Small UK study suggests that depression does not have an impact on hepatitis C treatment outcomes in people co-infected with HIV

Michael Carter
Published: 04 January 2013

Depression does not influence hepatitis C treatment outcomes in people co-infected with HIV, according to the results of a small study conducted in Brighton and presented to the recent European Association for the Study of the Liver (EASL) conference, HIV and the Liver.

However, the investigators from the Royal Sussex County Hospital caution their results are only preliminary and need to be tested in a larger patient cohort.

Pegylated interferon and ribavirin are the backbone of current treatment regimes for hepatitis C infection. This therapy is associated with a high rate of depression, which often lead to the discontinuation of treatment. It is therefore recommended that patients should be screened for symptoms of depression before initiating therapy for hepatitis C, and prophylactic antidepressant treatment should be considered for people with existing depression. Antidepressant treatment and psychological support should also be offered to people who develop depression when taking anti-hepatitis C drugs.

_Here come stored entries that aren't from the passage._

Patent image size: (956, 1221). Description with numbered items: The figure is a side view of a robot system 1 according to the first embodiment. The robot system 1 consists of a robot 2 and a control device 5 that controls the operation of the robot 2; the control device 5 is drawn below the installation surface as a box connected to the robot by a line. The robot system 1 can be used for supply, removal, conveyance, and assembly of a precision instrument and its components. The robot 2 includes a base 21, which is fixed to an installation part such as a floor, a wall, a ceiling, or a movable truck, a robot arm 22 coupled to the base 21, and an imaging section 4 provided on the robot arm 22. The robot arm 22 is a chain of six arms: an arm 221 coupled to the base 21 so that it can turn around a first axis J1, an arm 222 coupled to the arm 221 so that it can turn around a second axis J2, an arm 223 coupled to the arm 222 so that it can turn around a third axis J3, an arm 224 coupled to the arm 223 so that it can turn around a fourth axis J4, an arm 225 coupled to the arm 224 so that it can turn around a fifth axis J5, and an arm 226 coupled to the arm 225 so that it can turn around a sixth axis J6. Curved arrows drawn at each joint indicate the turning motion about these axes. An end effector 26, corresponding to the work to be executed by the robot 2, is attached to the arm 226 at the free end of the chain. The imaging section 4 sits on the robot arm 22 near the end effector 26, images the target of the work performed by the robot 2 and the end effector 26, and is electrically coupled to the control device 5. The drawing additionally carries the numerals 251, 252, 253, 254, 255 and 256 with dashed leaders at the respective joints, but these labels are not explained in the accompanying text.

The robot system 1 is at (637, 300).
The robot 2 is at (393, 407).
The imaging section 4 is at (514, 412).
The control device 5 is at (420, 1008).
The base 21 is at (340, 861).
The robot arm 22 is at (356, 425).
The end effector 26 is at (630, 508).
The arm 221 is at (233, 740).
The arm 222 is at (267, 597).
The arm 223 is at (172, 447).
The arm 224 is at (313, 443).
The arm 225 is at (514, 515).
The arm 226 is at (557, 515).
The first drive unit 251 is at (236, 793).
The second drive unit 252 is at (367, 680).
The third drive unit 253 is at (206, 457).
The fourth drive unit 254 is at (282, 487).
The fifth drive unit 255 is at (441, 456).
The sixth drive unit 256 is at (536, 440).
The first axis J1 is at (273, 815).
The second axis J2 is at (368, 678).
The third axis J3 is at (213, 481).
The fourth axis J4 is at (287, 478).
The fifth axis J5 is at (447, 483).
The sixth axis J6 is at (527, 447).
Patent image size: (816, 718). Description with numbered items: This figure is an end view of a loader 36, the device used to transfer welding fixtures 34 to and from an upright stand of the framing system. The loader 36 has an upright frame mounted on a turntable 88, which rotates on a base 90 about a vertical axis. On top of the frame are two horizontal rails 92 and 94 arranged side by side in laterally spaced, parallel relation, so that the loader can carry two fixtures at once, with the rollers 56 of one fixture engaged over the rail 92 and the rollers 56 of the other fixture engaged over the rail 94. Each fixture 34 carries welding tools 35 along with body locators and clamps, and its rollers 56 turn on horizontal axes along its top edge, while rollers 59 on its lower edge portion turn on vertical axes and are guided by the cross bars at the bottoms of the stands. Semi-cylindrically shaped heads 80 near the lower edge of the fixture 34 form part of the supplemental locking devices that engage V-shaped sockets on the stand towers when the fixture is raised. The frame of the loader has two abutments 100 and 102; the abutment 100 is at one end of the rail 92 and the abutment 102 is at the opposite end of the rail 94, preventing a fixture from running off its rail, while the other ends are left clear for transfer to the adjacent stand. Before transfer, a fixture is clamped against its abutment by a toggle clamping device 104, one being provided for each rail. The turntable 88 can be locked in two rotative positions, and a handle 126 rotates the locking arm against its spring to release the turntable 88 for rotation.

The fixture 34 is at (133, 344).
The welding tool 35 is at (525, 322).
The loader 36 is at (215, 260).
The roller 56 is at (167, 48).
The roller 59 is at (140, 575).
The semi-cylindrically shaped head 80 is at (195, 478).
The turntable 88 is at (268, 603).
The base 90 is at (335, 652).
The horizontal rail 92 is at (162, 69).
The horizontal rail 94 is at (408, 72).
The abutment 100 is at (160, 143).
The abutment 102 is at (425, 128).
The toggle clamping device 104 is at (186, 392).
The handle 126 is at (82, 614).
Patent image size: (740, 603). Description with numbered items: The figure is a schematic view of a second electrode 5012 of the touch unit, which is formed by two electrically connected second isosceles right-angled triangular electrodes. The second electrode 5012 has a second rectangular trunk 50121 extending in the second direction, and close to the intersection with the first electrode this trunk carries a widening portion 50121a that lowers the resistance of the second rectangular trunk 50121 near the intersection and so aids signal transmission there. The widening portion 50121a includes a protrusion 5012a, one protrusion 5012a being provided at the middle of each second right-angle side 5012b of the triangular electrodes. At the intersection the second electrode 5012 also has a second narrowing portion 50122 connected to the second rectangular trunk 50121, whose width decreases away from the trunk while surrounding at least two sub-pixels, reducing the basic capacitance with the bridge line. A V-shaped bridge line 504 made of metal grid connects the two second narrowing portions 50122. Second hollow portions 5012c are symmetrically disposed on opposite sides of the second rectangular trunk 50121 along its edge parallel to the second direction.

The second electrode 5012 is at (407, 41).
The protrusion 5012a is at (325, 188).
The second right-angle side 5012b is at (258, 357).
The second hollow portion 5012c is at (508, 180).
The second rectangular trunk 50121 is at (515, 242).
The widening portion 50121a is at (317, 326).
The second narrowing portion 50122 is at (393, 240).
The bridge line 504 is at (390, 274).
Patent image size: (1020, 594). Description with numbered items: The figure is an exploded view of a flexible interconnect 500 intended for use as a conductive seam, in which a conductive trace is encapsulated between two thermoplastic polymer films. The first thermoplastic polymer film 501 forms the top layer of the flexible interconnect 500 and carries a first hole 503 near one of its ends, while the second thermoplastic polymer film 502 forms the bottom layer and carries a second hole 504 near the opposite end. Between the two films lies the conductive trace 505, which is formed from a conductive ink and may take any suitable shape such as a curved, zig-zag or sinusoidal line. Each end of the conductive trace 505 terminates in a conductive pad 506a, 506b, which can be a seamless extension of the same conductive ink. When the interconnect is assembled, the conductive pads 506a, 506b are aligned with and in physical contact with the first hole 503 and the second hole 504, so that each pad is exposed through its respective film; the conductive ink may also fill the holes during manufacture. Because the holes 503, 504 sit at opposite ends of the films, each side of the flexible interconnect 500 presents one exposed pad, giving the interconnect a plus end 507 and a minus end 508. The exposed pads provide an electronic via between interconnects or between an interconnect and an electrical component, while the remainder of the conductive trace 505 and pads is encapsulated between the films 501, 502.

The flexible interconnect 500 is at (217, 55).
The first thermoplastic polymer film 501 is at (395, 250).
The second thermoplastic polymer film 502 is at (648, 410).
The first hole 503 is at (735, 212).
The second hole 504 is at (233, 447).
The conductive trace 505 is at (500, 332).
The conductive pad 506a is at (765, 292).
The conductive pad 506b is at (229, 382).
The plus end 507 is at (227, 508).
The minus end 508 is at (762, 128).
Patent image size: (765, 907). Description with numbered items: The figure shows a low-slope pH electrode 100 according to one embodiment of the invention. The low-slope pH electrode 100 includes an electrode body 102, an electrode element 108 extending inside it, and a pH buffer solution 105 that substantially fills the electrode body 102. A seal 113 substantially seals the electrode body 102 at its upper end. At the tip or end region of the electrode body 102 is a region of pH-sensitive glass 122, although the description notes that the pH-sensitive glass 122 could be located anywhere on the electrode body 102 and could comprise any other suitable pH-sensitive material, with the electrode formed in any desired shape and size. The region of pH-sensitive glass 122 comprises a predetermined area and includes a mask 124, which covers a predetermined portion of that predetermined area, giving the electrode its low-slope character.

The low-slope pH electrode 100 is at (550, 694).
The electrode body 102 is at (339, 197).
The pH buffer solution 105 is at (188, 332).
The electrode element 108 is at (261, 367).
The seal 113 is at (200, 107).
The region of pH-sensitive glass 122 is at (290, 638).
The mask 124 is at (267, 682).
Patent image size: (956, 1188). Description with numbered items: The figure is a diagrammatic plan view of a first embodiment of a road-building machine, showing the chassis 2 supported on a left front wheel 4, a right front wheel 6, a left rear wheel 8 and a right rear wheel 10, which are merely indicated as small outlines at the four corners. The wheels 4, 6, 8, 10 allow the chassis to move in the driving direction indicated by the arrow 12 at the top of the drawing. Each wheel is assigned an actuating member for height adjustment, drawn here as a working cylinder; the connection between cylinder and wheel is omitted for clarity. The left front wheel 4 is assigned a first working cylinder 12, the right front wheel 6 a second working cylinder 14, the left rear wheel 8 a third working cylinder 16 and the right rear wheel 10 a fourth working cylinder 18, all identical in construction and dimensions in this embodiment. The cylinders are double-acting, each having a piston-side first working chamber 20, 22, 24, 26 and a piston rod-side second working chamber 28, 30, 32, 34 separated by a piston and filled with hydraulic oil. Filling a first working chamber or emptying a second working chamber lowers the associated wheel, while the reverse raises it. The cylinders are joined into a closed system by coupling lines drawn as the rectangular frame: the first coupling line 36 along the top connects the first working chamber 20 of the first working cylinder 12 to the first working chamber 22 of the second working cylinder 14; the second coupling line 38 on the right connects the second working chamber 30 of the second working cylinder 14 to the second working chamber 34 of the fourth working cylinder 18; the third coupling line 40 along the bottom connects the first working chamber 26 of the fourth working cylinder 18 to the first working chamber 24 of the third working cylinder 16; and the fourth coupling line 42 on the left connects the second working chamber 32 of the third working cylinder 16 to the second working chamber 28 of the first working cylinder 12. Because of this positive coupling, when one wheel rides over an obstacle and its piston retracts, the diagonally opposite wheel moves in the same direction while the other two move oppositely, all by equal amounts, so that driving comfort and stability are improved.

The impact of depression and antidepressant therapy on treatment outcomes in people co-infected with HIV and hepatitis C is unclear. Doctors in Brighton therefore designed a prospective study involving 38 people who were about to start treatment with pegylated interferon and ribavirin. Their aim was to see if depression at baseline or during treatment influenced outcomes.

All the participants received hepatitis C therapy lasting 24 weeks. An end-of-treatment response was an undetectable hepatitis C viral load at week 24. A sustained virological response – or cure – was an undetectable hepatitis C 24 weeks after the completion of treatment.

Most of the participants (n = 36; 95%) were men and their mean age was 41 years. Injecting drug use was the main mode of hepatitis C transmission (n = 35; 92%). Almost two-thirds (n = 23; 61%) were infected with the harder-to-treat hepatitis C genotypes (1 and 4).

Before starting hepatitis C therapy, all the participants were assessed for depression using the Structured Clinical Interview for DSMIV and the Hamilton Depression Rating Scale. Three participants (8%) were diagnosed with major depression using these assessment tools.

Some 32 participants were diagnosed with depression after starting hepatitis C treatment and 17 (46%) received therapy with antidepressants.  

The participants did well on hepatitis C therapy. An end-of-treatment response was achieved by 36 individuals (95%) and a sustained virological response by 32 people (87%).

All three participants with depression at baseline had both an end-of-treatment and a sustained virological response.

The emergence of depression during treatment did not influence treatment outcomes. Antidepressant therapy had no impact on outcomes in the patients who did become depressed.

“No significant influence was found for depressive disorder at baseline or emerging during treatment on viral response,” comment the investigators. “Antidepressant exposure did not appear to influence viral response.”

They call for further research to validate their findings. Nevertheless, the investigators believe their results support the “management of depressive disorder during interferon alpha plus ribavirin treatment. This will reduce depression associated interferon treatment dropout.”


Fialho R et al. The effect if depressive disorder on viral clearance in coinfected HIV/HCV patients undergoing interferon alpha treatment. EASL Monothematic Conference: HIV and the Liver, 2012.